The meromorphic functions on an open disc $\Delta$ in $\mathbf{C}$ form a field $M(\Delta)$.
How to show in as elementary a way as possible that for every polynomial $P(X) = X^n + a_1 X^{n-1} +\dots + a_n$ with coefficients in $M(\Delta)$ there is an open disc $\Delta_1\subset \Delta$ and a function $f\in M(\Delta_1)$ satisfying $$ (f(z))^n + a_1(z) (f(z))^{n-1} +\dots + a_n(z) = 0 $$ at all the points $z\in \Delta_1$, where $f$ and the $a_i$ are holomorphic?
The most simple proof I'm aware of uses both the argument principle and the residue calculus, which are quite heavy an artillery already.

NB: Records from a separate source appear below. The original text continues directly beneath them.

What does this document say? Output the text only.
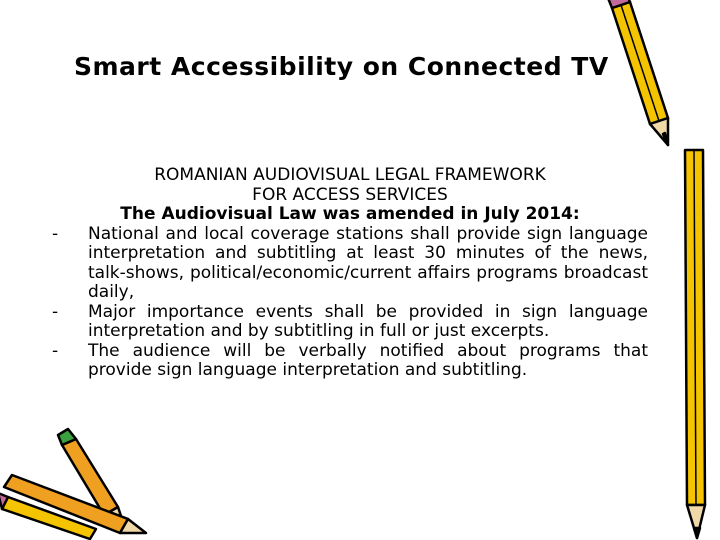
Smart Accessibility on Connected TV
ROMANIAN AUDIOVISUAL LEGAL FRAMEWORK
FOR ACCESS SERVICES
The Audiovisual Law was amended in July 2014:
-	National and local coverage stations shall provide sign language interpretation and subtitling at least 30 minutes of the news, talk-shows, political/economic/current affairs programs broadcast daily,
-	Major importance events shall be provided in sign language interpretation and by subtitling in full or just excerpts.
-	The audience will be verbally notified about programs that provide sign language interpretation and subtitling.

Replacing $P$ by $P/\gcd(P,P')$ we can assume $P$ is squarefree.
Let $h=Discriminant(P)\in M(\Delta)$, if the $a_j$ are analytic at $c$ and $h$ is non-zero and analytic at $c$ then it is non-zero analytic on a disc $\Delta_1\ni c$, for any root $P_c(b)=0$ there is a unique $f$ continuous on $\Delta_1$ such that $f(c)=b$ and $P(f)=0$ (the roots move continuously with the coefficients and the non-zero discriminant says those root curves don't intersect). Then $f$ is holomorphic thus analytic on $\Delta_1$.